Create outputs of the model after training for i) 5 epochs ii) 50 epochs and iii) 500 epochs. What
significant difference do you observe between the 3 outputs? Explain. Repeat the experiment
with the LSTM model provided in the repository. Explain the differences and/or similarities
between the results of both models.
Task 2 (50 points): In this task, you will pick a dataset (time-series or any other form of
sequential data) and an associated problem that can be solved via sequence models. You must
describe why you need sequence models to solve this problem. Include a link to the dataset
source. Next, you should pick an RNN framework that you would use to solve this problem (This
framework can be in TensorFlow, PyTorch or any other Python Package).
Part 1 (10 points): Implement your RNN either using an existing framework OR you can
implement your own RNN cell structure. In either case, describe the structure of your
RNN and the activation functions you are using for each time step and in the output
layer. Define a metric you will use to measure the performance of your model (NOTE:
Performance should be measured both for the validation set and the test set).

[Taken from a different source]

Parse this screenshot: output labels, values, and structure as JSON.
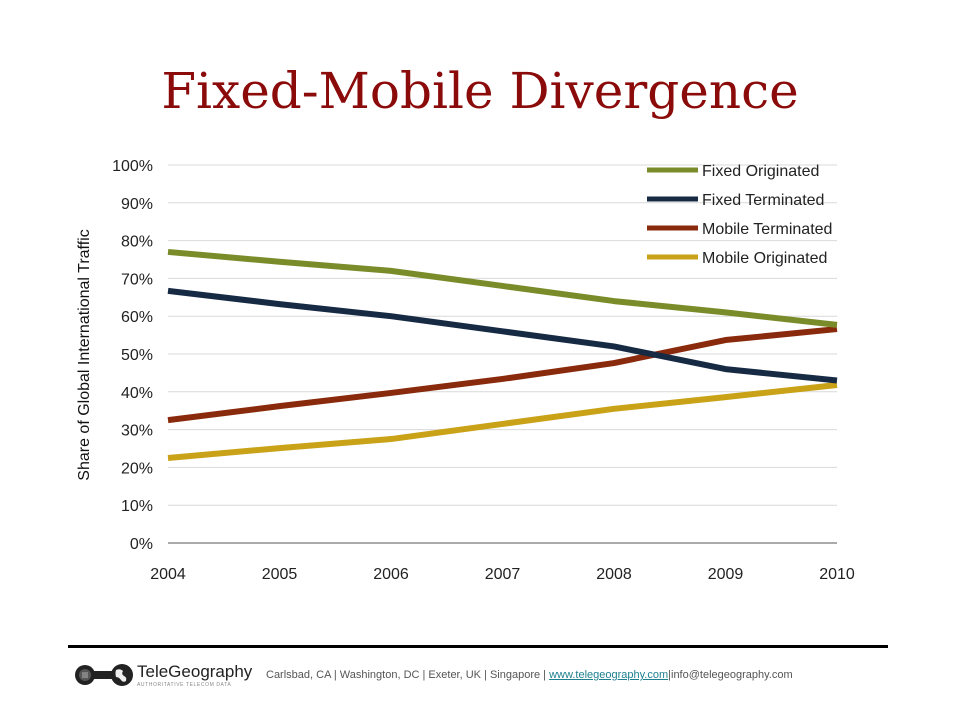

Part 2 (30 points): Update your network from part 1 with first an LSTM and then a GRU
based cell structure (You can treat both as 2 separate implementations). Re-do the
training and performance evaluation. What are the major differences you notice? Why
do you think those differences exist between the 3 implementations (basic RNN, LSTM
and GRU)?

Note: In part 1 and 2, you must perform sufficient data-visualization, pre-processing
and/or feature-engineering if needed. The overall performance visualization of the loss
function should also be provided.
Part 3 (10 points): Can you use the traditional feed-forward network to solve the same
problem. Why or why not? (Hint: Can time series data be converted to usual features
that can be used as input to a feed-forward network?)
Task 3 (50 points):
Part 1: Implementing Word Embeddings (10 points)
• Use a pre-trained word embedding model (Word2Vec, GloVe, FastText, or BERT
embeddings).
• Provide a comparative discussion on why you chose this embedding over others.
• Load embeddings efficiently (either from pre-trained vectors or using an NLP library like
Gensim, SpaCy, or Hugging Face).
• Allow dynamic user input of two words and output their respective embeddings.
• Handle cases where a word is out of vocabulary (OOV) and suggest ways to approximate
its embedding.
Part 2: Cosine Similarity Computation (20 points)
• Implement a function that computes the cosine similarity between two-word
embeddings.
• Explain why cosine similarity is useful in word embedding space.
• Allow batch processing, where users can input multiple word pairs for simultaneous
similarity computation.
• Visualization Requirement: Create a 2D or 3D scatter plot (e.g., using PCA or t-SNE) to
visually show how similar and dissimilar words cluster together in the embedding space.
Part 3: Designing a Novel Dissimilarity Metric (20 points)
• Define a custom dissimilarity score that goes beyond cosine similarity. Possible
approaches include:
o Euclidean distance (How far apart words are in vector space).
o Word entropy-based dissimilarity (How uncommon two words are relative to
each other in corpora).
o Semantic contrast measure (Using external knowledge bases like WordNet).
Projects in Machine Learning and AI (RPI Spring 2025)
• Either design your own metric or cite an existing one from literature (provide a proper
reference). Explain why your metric captures novelty/diversity better than cosine
similarity alone.
• Allow users to toggle between different similarity/dissimilarity measures via function
parameters.
• Visualization Requirement:
o Plot the ranking of words based on their similarity/dissimilarity to a given word
(e.g., how words like “cat” rank against “dog,” “lion,” and “table” using different
metrics).
o Use a heatmap to demonstrate and compare similarity and dissimilarity across
multiple (any number of your choice) word pairs.